Dimanche, la Communauté économique des Etats d'Afrique de l'Ouest (Cédéao) avait dit n'avoir repéré "aucun incident majeur susceptible d'entacher l'intégrité du processus de vote", évoquant "des conditions acceptables de liberté et de transparence".

Sur 214.876 bulletins comptabilisés à ce stade, le président sortant obtient 133.375 voix contre 68.957 à son principal rival, tandis que les trois autres candidats d'opposition ont chacun obtenu moins d'1% des voix, selon la CENI.

"Nous aurions voulu vous livrer un message plus complet, malheureusement, dans l'état actuel des choses, nous n'avons pas pu beaucoup avancer", a expliqué lundi Taffa Tabiou, le président de la CENI, après une nuit de comptage.

Le comptage est ralenti car l'opposition a réclamé - et obtenu - que la CENI base ses résultats sur les procès-verbaux format papier, et non sur le système informatique "Success" de centralisation des données électorales.

Le taux de participation s'établit à 53 à 55% des inscrits, nettement moins que la présidentielle précédente en 2010 (64,68%).
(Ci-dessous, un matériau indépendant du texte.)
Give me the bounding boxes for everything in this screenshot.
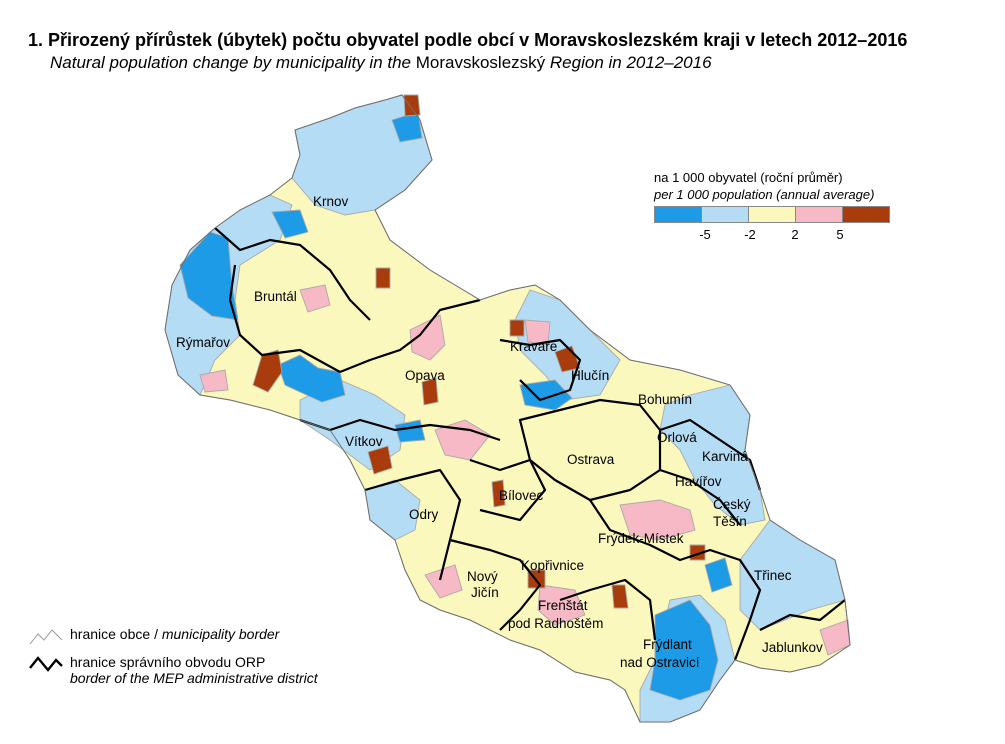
legend-swatch-3	[748, 206, 796, 223]
town-label-cesky-tesin-1: Český	[713, 497, 751, 512]
legend-swatch-2	[701, 206, 749, 223]
municipality-border-cz: hranice obce	[70, 626, 151, 642]
town-label-koprivnice: Kopřivnice	[521, 558, 584, 573]
orp-border-odry	[364, 468, 462, 581]
legend-swatch-4	[795, 206, 843, 223]
town-label-havirov: Havířov	[675, 474, 722, 489]
town-label-frydlant-1: Frýdlant	[643, 637, 692, 652]
town-label-cesky-tesin-2: Těšín	[713, 514, 747, 529]
town-label-ostrava: Ostrava	[567, 452, 615, 467]
area-dark-blue-3	[649, 599, 719, 701]
municipality-border-line-icon	[29, 629, 63, 645]
legend-swatch-1	[654, 206, 702, 223]
town-label-opava: Opava	[405, 368, 445, 383]
area-brown-10	[509, 319, 525, 337]
area-dark-blue-7	[704, 557, 733, 593]
orp-border-bilovec	[469, 458, 547, 522]
town-label-frenstat-2: pod Radhoštěm	[508, 616, 603, 631]
town-label-odry: Odry	[409, 507, 439, 522]
town-label-rymarov: Rýmařov	[176, 335, 230, 350]
orp-border-bruntal	[228, 264, 341, 373]
town-label-frydlant-2: nad Ostravicí	[620, 655, 700, 670]
town-label-bohumin: Bohumín	[638, 392, 692, 407]
title-en-region: Moravskoslezský	[415, 53, 546, 72]
orp-border-karvina	[659, 418, 762, 491]
legend-break-4: 5	[836, 227, 844, 242]
area-brown-7	[375, 267, 391, 289]
area-pink-5	[524, 319, 551, 346]
area-dark-blue-1	[179, 231, 239, 321]
orp-border-hlucin	[499, 338, 582, 402]
legend-break-2: -2	[744, 227, 756, 242]
orp-border-opava	[339, 298, 481, 374]
municipality-border-en: municipality border	[161, 626, 280, 642]
border-legend: hranice obce / municipality border hrani…	[28, 626, 318, 692]
area-dark-blue-2	[277, 354, 346, 403]
town-label-jablunkov: Jablunkov	[762, 640, 823, 655]
map-title-block: 1. Přirozený přírůstek (úbytek) počtu ob…	[28, 30, 907, 73]
legend-break-labels: -5 -2 2 5	[654, 227, 954, 247]
area-pink-7	[299, 284, 331, 313]
legend-unit-czech: na 1 000 obyvatel (roční průměr)	[654, 170, 843, 185]
town-label-orlova: Orlová	[657, 430, 697, 445]
legend-slash: /	[154, 626, 158, 642]
orp-border-line-icon	[29, 656, 63, 672]
map-title-english: Natural population change by municipalit…	[50, 53, 907, 73]
town-label-bilovec: Bílovec	[499, 488, 544, 503]
town-label-bruntal: Bruntál	[254, 289, 297, 304]
orp-border-frenstat	[559, 578, 657, 641]
orp-border-frydek	[589, 499, 762, 661]
border-legend-orp: hranice správního obvodu ORP border of t…	[28, 654, 318, 686]
area-dark-blue-4	[519, 379, 573, 411]
orp-border-krnov	[214, 227, 371, 321]
title-en-part2: Region in 2012–2016	[549, 53, 712, 72]
orp-border-en: border of the MEP administrative distric…	[70, 670, 318, 686]
town-label-vitkov: Vítkov	[345, 434, 383, 449]
area-brown-2	[367, 445, 393, 475]
legend-unit-english: per 1 000 population (annual average)	[654, 187, 875, 202]
legend-swatch-5	[842, 206, 890, 223]
town-label-frydek-mistek: Frýdek-Místek	[598, 531, 684, 546]
title-en-part1: Natural population change by municipalit…	[50, 53, 412, 72]
orp-border-jablunkov	[759, 599, 846, 631]
color-legend: na 1 000 obyvatel (roční průměr) per 1 0…	[654, 170, 954, 247]
town-label-hlucin: Hlučín	[571, 368, 609, 383]
area-brown-1	[252, 349, 283, 393]
orp-border-havirov	[659, 468, 741, 526]
area-pink-9	[199, 369, 229, 393]
area-pink-2	[619, 499, 696, 541]
orp-border-cz: hranice správního obvodu ORP	[70, 654, 266, 670]
town-label-karvina: Karviná	[702, 449, 748, 464]
area-brown-4	[421, 377, 439, 406]
town-label-krnov: Krnov	[313, 194, 349, 209]
town-label-novy-jicin-1: Nový	[467, 569, 498, 584]
legend-break-3: 2	[791, 227, 799, 242]
border-legend-municipality: hranice obce / municipality border	[28, 626, 318, 648]
area-pink-3	[424, 564, 463, 599]
town-label-novy-jicin-2: Jičín	[471, 585, 499, 600]
town-label-frenstat-1: Frenštát	[538, 598, 588, 613]
town-label-trinec: Třinec	[754, 568, 792, 583]
legend-swatches	[654, 206, 954, 223]
area-brown-9	[611, 584, 629, 609]
area-dark-blue-8	[394, 419, 426, 443]
town-label-kravare: Kravaře	[510, 339, 557, 354]
area-dark-blue-5	[271, 209, 309, 239]
map-title-czech: 1. Přirozený přírůstek (úbytek) počtu ob…	[28, 30, 908, 50]
legend-break-1: -5	[699, 227, 711, 242]
area-brown-5	[491, 479, 506, 508]
orp-border-novy-jicin	[449, 538, 542, 631]
region-outline	[164, 94, 851, 723]
area-brown-6	[403, 94, 421, 117]
area-pink-1	[434, 419, 491, 461]
area-light-blue-6	[299, 379, 406, 471]
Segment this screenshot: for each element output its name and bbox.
M. Gnassingbé brigue un troisième mandat après avoir remporté, en 2005 et 2010, des scrutins contestés par l'opposition. Celui de 2005 avait été calamiteux, entaché de fraudes massives et de violences électorales (400 à 500 morts, selon l'ONU). Celui de 2010 - déjà un duel Gnassingbé-Fabre, remporté par le premier (60,88% contre 33,93%) - avait été jugé acceptable par la communauté internationale.

Faure Gnassingbé avait initialement été porté au pouvoir par l'armée en 2005 à la mort de son père, le général Gnassingbé Eyadéma, qui gouverna le Togo d'une main de fer pendant 38 ans.